Para além disso, enquanto se aguarda pelo corpo médico, deve-se igualmente efectuar algumas medidas de primeiros socorros, de modo a reduzir ou travar a entrada ou disseminação do tóxico ao longo do organismo. Em caso de intoxicação por via digestiva, deve-se provocar o vómito da vítima, por exemplo, desencadeando o seu estímulo através da introdução de um par de dedos na garganta e mediante a ingestão de goles de água morna com sal ou com produtos específicos, como o xarope de ipecacuanha.
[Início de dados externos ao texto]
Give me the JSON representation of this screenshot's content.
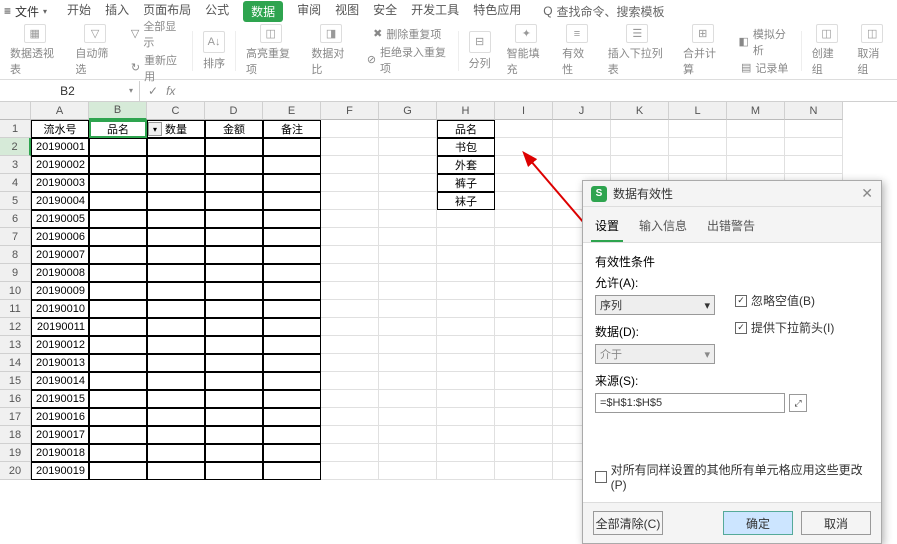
{
  "menubar": {
    "file": "文件",
    "tabs": [
      "开始",
      "插入",
      "页面布局",
      "公式",
      "数据",
      "审阅",
      "视图",
      "安全",
      "开发工具",
      "特色应用"
    ],
    "active_index": 4,
    "search_hint": "查找命令、搜索模板"
  },
  "toolbar": {
    "items": [
      {
        "label": "数据透视表"
      },
      {
        "label": "自动筛选"
      },
      {
        "label_top": "全部显示",
        "label_bot": "重新应用"
      },
      {
        "label": "排序"
      },
      {
        "label": "高亮重复项"
      },
      {
        "label": "数据对比"
      },
      {
        "label_top": "删除重复项",
        "label_bot": "拒绝录入重复项"
      },
      {
        "label": "分列"
      },
      {
        "label": "智能填充"
      },
      {
        "label": "有效性"
      },
      {
        "label": "插入下拉列表"
      },
      {
        "label": "合并计算"
      },
      {
        "label_top": "模拟分析",
        "label_bot": "记录单"
      },
      {
        "label": "创建组"
      },
      {
        "label": "取消组"
      }
    ]
  },
  "formula_bar": {
    "name_box": "B2",
    "fx": "fx"
  },
  "columns": [
    "A",
    "B",
    "C",
    "D",
    "E",
    "F",
    "G",
    "H",
    "I",
    "J",
    "K",
    "L",
    "M",
    "N"
  ],
  "selected_col": 1,
  "selected_row": 1,
  "headers_row1": {
    "A": "流水号",
    "B": "品名",
    "C": "数量",
    "D": "金额",
    "E": "备注",
    "H": "品名"
  },
  "h_col": {
    "2": "书包",
    "3": "外套",
    "4": "裤子",
    "5": "袜子"
  },
  "serials": [
    "20190001",
    "20190002",
    "20190003",
    "20190004",
    "20190005",
    "20190006",
    "20190007",
    "20190008",
    "20190009",
    "20190010",
    "20190011",
    "20190012",
    "20190013",
    "20190014",
    "20190015",
    "20190016",
    "20190017",
    "20190018",
    "20190019"
  ],
  "dialog": {
    "title": "数据有效性",
    "tabs": [
      "设置",
      "输入信息",
      "出错警告"
    ],
    "active_tab": 0,
    "cond_label": "有效性条件",
    "allow_label": "允许(A):",
    "allow_value": "序列",
    "data_label": "数据(D):",
    "data_value": "介于",
    "source_label": "来源(S):",
    "source_value": "=$H$1:$H$5",
    "ignore_blank": "忽略空值(B)",
    "dropdown_arrow": "提供下拉箭头(I)",
    "apply_all": "对所有同样设置的其他所有单元格应用这些更改(P)",
    "clear": "全部清除(C)",
    "ok": "确定",
    "cancel": "取消"
  }
}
Todavia, deve-se referir que a provocação do vómito encontra-se contra-indicada quando o problema é provocado pela ingestão de substâncias corrosivas, porque a nova passagem das mesmas pelas vias digestivas em direcção ao exterior pode agravar as lesões internas e, quando a vítima se encontra inconsciente, pode correr o risco de o conteúdo do estômago ser desviado para o pulmão e originar o desenvolvimento de uma pneumonia de aspiração. Por outro lado, não se deve igualmente administrar qualquer medicamento ou o presumível antídoto ao intoxicado sem o prévio consentimento de um médico.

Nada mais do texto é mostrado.